Nest Seekers International
- Type: Private
- Industry: Residential and Commercial Real Estate
- Founded: 2001
- Founder: Eddie Shapiro
- Headquarters: New York, NY, United States
- Number of locations: 80
- Area served: New York City, The Hamptons, Beverly Hills, London, Miami, Connecticut, New Jersey, Brooklyn, Long Island
- Key people: Eddie Shapiro (CEO), Shawn Elliott (President Of The Ultra Luxury Division)
- Number of employees: 2,000
- Website: www.nestseekers.com

= Nest Seekers International =

Real estate company

Nest Seekers International is a full-service luxury residential and commercial brokerage firm. The company is headquartered in New York and London, with offices in the United States (Beverly Hills, Colorado, Connecticut, Gold Coast Long Island, The Hamptons, Miami,
New Jersey, and Palm Beach), in Europe (Athens, Lisbon, and Milan), and in Asia (Seoul and Tel Aviv). It has affiliates throughout the world. In 2021, Nest Seekers International was the 7th-top grossing real estate firm in Manhattan.

==History==
President and CEO Eddie Shapiro founded the company in 2001. As of 2026, the company has 80 offices and approximately 2,000 agents. In 2017, Nest Seekers International expanded to Gold Coast Long Island with the acquisition of Long Island-based Shawn Elliott Luxury Homes and Estates. In 2019, the firm represented the buyer and seller in the $94 million sale of the highly-publicized 924 Bel Air Road. The company soon after exclusively listed Casa Encantada for $225 million. In 2021, Nest Seekers transacted the most expensive sale in The Hamptons for that year, 70 Cobb Lane for $118.5 million. The firm also transacted the most expensive sales in The Hamptons for 2019, 263 Surfside Drive for $39.25 million and 950 Meadow Lane for $35 million. In 2020, the firm expanded to Colorado with the acquisition of a company in Breckenridge and announced plans to open in Vail and Aspen. In late 2021, Nest Seekers partnered with Marbella-based Drumelia Real Estate in a move to further expand into Spain.

==Media==
Various brokers at Nest Seekers International are featured on real estate reality shows. Ryan Serhant is a featured agent on Bravo TV's program Million Dollar Listing New York, appearing on the show since its first season in 2012. Beverly Hills Regional Managing Director Marisa Zanuck was a cast member on the Bravo TV program Real Housewives of Beverly Hills. She has also appeared on HGTV's Selling LA and episodes of Bravo's Million Dollar Listing Los Angeles. Agent Caroline Grane appears in the eighth season of TV3's Swedish Hollywood Wives. In 2019, Nest Seekers International launched Nest Media, a stand-alone media company that produces and delivers real estate focused content. Nest Media partnered with DIGA Studios to jointly develop and produce unscripted real-estate lifestyle formats, partially funded by Nest Seekers, for TV and streaming distribution. In 2020, Million Dollar Beach House, a program produced by Nest Media and DIGA Studios, aired on Netflix starring Nest Seekers International agents J.B. Andreassi, Michael Fulfree, James "Jimmy" Giugliano, Noel Roberts and Peggy Zabakolas.

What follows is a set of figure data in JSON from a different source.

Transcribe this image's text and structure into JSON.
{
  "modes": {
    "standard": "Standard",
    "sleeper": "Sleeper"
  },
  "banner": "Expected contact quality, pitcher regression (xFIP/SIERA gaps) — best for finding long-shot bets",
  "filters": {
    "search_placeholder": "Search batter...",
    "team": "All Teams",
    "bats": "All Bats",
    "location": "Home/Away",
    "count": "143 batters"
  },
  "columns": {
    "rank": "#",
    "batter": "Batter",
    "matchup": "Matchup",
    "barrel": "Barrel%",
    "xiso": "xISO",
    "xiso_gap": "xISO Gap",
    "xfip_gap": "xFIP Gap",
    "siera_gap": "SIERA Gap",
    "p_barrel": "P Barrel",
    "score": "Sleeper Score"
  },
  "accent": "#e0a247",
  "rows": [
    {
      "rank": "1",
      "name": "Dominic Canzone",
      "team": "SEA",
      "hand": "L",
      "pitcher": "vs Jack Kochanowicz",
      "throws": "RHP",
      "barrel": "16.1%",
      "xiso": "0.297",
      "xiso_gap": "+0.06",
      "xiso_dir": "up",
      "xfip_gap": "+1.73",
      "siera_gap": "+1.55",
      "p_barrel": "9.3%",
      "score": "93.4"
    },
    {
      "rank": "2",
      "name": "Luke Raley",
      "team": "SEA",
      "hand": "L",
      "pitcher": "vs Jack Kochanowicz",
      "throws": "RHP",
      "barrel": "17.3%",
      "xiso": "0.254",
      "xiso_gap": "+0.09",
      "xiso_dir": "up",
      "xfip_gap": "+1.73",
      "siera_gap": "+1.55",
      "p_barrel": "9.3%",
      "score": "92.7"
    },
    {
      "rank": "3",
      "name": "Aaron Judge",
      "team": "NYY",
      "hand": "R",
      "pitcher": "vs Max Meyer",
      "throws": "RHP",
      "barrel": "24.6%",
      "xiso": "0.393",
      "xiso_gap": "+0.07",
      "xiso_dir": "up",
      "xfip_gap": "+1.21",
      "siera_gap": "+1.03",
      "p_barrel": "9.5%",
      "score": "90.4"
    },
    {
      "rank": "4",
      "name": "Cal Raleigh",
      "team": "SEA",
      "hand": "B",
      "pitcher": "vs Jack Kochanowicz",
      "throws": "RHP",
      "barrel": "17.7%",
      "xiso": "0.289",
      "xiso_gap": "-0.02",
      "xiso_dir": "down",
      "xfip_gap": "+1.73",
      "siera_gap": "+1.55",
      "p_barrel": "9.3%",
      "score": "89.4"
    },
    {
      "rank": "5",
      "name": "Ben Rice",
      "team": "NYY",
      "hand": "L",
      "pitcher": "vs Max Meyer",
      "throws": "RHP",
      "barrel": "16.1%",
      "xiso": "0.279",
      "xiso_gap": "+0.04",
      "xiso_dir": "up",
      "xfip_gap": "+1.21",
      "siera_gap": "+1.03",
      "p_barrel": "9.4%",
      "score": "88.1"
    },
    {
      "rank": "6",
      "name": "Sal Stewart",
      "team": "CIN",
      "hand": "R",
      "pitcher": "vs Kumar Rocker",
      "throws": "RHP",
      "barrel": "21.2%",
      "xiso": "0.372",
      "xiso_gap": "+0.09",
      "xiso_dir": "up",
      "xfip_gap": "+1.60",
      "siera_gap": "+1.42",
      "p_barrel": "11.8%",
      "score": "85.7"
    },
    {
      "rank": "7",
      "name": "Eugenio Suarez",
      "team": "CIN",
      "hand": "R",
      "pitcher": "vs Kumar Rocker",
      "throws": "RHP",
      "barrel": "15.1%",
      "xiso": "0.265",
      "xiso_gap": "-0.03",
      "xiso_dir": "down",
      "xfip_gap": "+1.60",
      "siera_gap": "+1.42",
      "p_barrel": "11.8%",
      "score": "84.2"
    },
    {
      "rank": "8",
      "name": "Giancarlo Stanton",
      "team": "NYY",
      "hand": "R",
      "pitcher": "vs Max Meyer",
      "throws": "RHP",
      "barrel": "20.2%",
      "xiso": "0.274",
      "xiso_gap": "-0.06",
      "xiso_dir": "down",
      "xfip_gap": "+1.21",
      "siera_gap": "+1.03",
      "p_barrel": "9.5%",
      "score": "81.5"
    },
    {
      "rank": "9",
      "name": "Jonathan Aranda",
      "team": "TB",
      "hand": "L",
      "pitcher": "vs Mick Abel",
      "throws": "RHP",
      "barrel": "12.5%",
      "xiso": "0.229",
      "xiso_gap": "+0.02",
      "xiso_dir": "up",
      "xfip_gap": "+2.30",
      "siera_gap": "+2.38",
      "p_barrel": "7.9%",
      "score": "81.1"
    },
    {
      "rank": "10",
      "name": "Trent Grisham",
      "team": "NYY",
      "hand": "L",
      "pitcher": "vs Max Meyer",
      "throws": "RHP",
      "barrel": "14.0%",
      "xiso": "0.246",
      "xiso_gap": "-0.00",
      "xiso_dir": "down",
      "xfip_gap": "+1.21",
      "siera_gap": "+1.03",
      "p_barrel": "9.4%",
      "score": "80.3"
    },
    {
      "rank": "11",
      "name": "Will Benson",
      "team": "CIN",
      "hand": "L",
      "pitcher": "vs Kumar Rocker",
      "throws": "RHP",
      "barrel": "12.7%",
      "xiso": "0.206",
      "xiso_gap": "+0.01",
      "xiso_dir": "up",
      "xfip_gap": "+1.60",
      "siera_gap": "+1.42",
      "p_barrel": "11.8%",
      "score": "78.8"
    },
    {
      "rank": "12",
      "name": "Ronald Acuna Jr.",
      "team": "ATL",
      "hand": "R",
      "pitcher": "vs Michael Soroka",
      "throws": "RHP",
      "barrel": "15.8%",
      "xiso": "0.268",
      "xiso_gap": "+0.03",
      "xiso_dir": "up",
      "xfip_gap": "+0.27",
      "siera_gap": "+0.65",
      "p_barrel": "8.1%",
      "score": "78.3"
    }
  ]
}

In 2022, Selling The Hamptons, featuring Nest Seekers International agents in The Hamptons, aired on Discovery+ with plans for a future second season.

==Reception==
The firm's listings have been featured in The New York Times, The Wall Street Journal, New York Post, New York Observer, the CBS series "Living Large" and the NBC series "Open House."

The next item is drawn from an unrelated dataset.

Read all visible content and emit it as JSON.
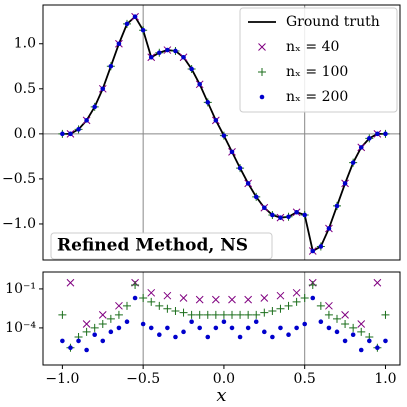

Nest Seekers International brokers are regularly featured as real estate experts in outlets such as The New York Times, CNN International, CNBC, Forbes, Bloomberg Businessweek, Business Insider and Glamour.

In May 2020 amid the COVID-19 pandemic, Nest Seekers realtor Jonathan Davis was accused of squatting in a Hamptons home located in Sag Harbor, New York. He is accused of causing extensive damage to the property, as well as taking advantage of rules put in place to protect vulnerable tenants from eviction, in order to reside in the home beyond the terms of the lease.